Cher camarade Neurath

Vraiment, vous prenez l'affaire un peu trop au tragique. Lorsque vous parlez de votre "faute", vous allez réellement trop loin. Il est vrai que j'avais des doutes avant de commencer toute cette affaire, mais je ne regrette pas de l'avoir fait. Ce que l'on perd comme possibilités thermales, on le gagne politiquement à la puissance deux. Il n'y a donc pas lieu de se plaindre.

C'est en tous cas dans le journal anglais "Manchester Guardian" que se trouve la marque la plus intéressante sur cette affaire de visa. Vous le savez certainement, il ne s'agit pas là d'un journal à sensation.

Au contraire, il publie des informations assez sereines et dignes de confiance. Il a évidemment rejeté l'absence de place de cure comme raison de refus de visa, et a avancé deux véritables raisons : la campagne de calomnies des partis de droite et, c'est le plus intéressant, la crainte de perdre les commandes passées avec l'Union soviétique. C'est à peu près ainsi que c'est exprimé le journal, mais on pouvait lire entre les lignes que le gouvernement a cédé aux pressions des agents staliniens. Cela me parait tout à fait possible et vraisemblable. Arosov, qui a exprimé ses condoléances attristées à la veuve de [mot manquant] est tout à fait utilisable pour toutes sortes de missions équivoques.

Quoi qu'il en soit, je vais maintenant m'expliquer dans la presse américaine sur l'histoire de l'intervention du contingent tchécoslovaque en Sibérie.

Je regrette beaucoup d'être privé de la possibilité de vous rencontrer, vous même et d'autres amis.

J'espère que vous avez reçu la brochure "La seule voie". Elle ne manque pas de coquilles qui en défigurent le sens. Le vieux pédant que je suis est d'avis qu'une organisation ne peut prétendre à une signification vraiment révolutionnaire tant qu'elle ne corrige pas correctement les épreuves. Nous n'en sommes hélas pas là.

En Russie, le bouillonnement et la crise vont bon train. La situation économique est devenue absolument intenable. Nous recevons de plus en plus d'échos d mouvement au sein du Parti.
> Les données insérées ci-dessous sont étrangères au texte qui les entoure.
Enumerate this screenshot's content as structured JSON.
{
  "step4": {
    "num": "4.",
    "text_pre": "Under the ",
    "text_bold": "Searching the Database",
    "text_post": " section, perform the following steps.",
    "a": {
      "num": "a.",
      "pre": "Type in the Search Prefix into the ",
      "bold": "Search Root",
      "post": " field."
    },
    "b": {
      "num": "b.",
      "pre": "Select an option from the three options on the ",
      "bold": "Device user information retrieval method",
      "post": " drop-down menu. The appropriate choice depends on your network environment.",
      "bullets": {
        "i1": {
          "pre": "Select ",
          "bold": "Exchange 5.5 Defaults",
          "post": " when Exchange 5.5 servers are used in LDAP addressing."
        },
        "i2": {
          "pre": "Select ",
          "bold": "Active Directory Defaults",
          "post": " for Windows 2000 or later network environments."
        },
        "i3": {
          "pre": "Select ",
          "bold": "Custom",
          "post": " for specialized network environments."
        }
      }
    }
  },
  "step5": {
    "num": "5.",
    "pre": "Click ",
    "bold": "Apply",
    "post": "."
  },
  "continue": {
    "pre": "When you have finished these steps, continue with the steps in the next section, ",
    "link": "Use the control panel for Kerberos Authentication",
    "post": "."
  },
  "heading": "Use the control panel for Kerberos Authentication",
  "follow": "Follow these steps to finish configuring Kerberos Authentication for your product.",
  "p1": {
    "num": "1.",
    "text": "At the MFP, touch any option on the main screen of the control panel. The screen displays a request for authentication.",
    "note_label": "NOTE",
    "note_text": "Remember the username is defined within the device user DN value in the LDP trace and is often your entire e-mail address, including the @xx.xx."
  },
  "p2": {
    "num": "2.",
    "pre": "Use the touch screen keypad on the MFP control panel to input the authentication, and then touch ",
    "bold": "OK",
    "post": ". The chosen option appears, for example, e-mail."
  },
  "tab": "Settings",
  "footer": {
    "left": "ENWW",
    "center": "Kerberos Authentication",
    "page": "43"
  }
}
Ils sont nombreux les amis inconditionnels de l'Union soviétique, ou plutôt de la bureaucratie stalinienne, qui devront tourner casaque sous peu, et on en retrouvera une bonne partie dans le camp adverse. Dans ces temps difficiles, les vrais révolutionnaires n'en montreront qu'avec plus de force leur fidélité à la révolution.